The Colgate Scene
May 2006

From Colgate to Kabul

Afghanistan's ambassador to the United States, Said Tayeb Jawad, was a keynote speaker at a conference that explored the role U.S. institutions can play in supporting education in developing nations. The conference was developed out of Colgate's Project Afghanistan initiative. Attorney Mike Smith '70 (right) participated. [Photo by Timothy D. Sofranko]

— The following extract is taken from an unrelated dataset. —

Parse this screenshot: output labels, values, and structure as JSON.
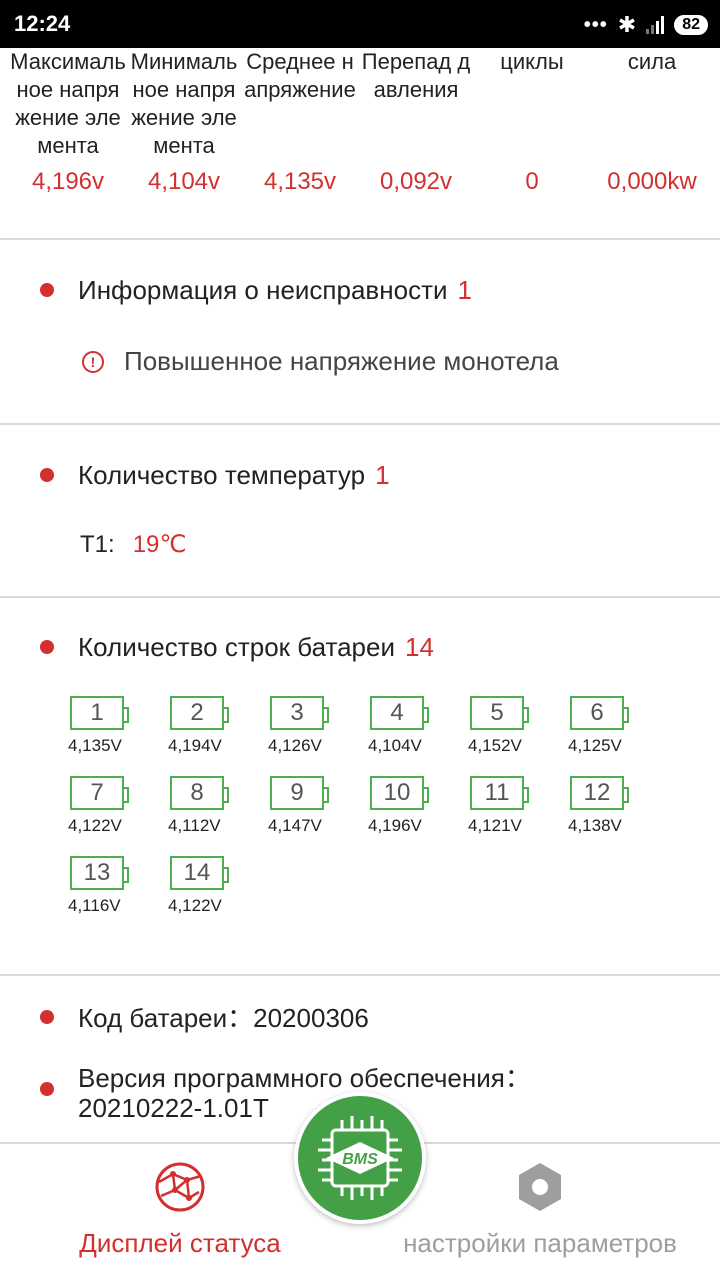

Afghanistan's future: investing in human capital
Chancellor Ashraf Ghani of Kabul University in Afghanistan details efforts to revitalize his university in a recent interview for the Colgate Conversations podcast series

In the years since the ouster of the Taliban regime, the educational system in Afghanistan has begun a remarkable transformation. University enrollment has skyrocketed from around 4,000 to 40,000. Women now account for 24 percent of college students, compared to just 1 percent in 2002. About 5.6 million Afghan children regularly attend school; previously, the Taliban barred girls from the classroom.

Still, the vast majority of women in the country are unable to read, and most institutions of learning and libraries -- as well as businesses, government agencies, and the technological infrastructure -- need to be reconstructed, according to Said Tayeb Jawad, Afghanistan's ambassador to the United States. "We have come a long way, but we are not out of the woods," he said.

That is where Colgate can help.

"We are building new schools with your assistance, but a school without a teacher, books, and curriculum is a waste of valuable resources," Jawad told an attentive Memorial Chapel audience in early March. "Offering programs to train teachers and professors at your university; creating partnerships between schools in Afghanistan and academic institutions in the United States; focusing study on Afghanistan in the classroom; conducting research on Afghanistan's education, security, and economic development; funding scholarships; waiving tuition for Afghan students; holding forums of exchange -- these are all ways to assist."

Jawad and Ashraf Ghani, chancellor of Kabul University, discussed these ideas and talked about the plight of their homeland at a three-day conference at Colgate, "Education and Development: Building Sustainable Systems of Higher Education in Developing Countries." They were joined by Mike Smith '70, an attorney who helped create Afghanistan's new employment and labor code; Derek Keats, executive director of information and communication services at the University of the Western Cape in South Africa; Colgate's Rebecca S. Chopp, president, and Lyle Roelofs, provost and dean of the faculty; and other prominent international educators in examining topics including the necessity for improved higher education worldwide.

Dialogue ranged from the technical to the idealistic, said computer science professor Alexander Nakhimovsky, who created and planned the conference and, working closely with Smith, obtained the grant from the Walter S. Mander Foundation that made the conference possible.

"There is a huge need for better higher education in many countries around the world," Nakhimovsky said. "Colgate and other American universities have a lot of expertise in this area. We have the capacity to help, but the challenge is finding how we can do so."

As Nakhimovsky knows, the university is making its own inroads in Afghanistan. Under his leadership, in April 2005 Colgate launched Project Afghanistan, which is working with a consortium of Afghan and Western colleges called eQuality Alliances to improve campus networking, faculty retraining, and curriculum development in Afghan schools. It also aims to help science and engineering education programs there transition to English as the language of instruction.

Since its founding, Project Afghanistan has redesigned the computer science curriculum at Kabul University, conducted workshops, and developed course materials for the new curriculum under a grant from the U.S. Agency for International Development (USAID). In fact, when computer science students at Kabul University resumed classes in March, they began following the curriculum developed by Project Afghanistan.

"We used Colgate's educational philosophy to create the curriculum's course materials," said Nakhimovsky, who traveled to Kabul to work with colleagues at the University of Maryland and the University of the Western Cape in South Africa. "Every computer science class, for example, will have lab and service-learning components that allow students to apply what they have learned in the classroom."

Nakhimovsky first recognized the need for Project Afghanistan when Smith, who had recently returned to the United States after a trip there, introduced him to Chancellor Ghani. During their conversation, Smith and Ghani impressed upon Nakhimovsky how much work was necessary to rebuild Afghanistan -- particularly the nation's infrastructure and educational system. "The country is in enormous need of trained IT (information technology) professionals," Nakhimovsky explained. "You can't run a government, a school, or a business without IT."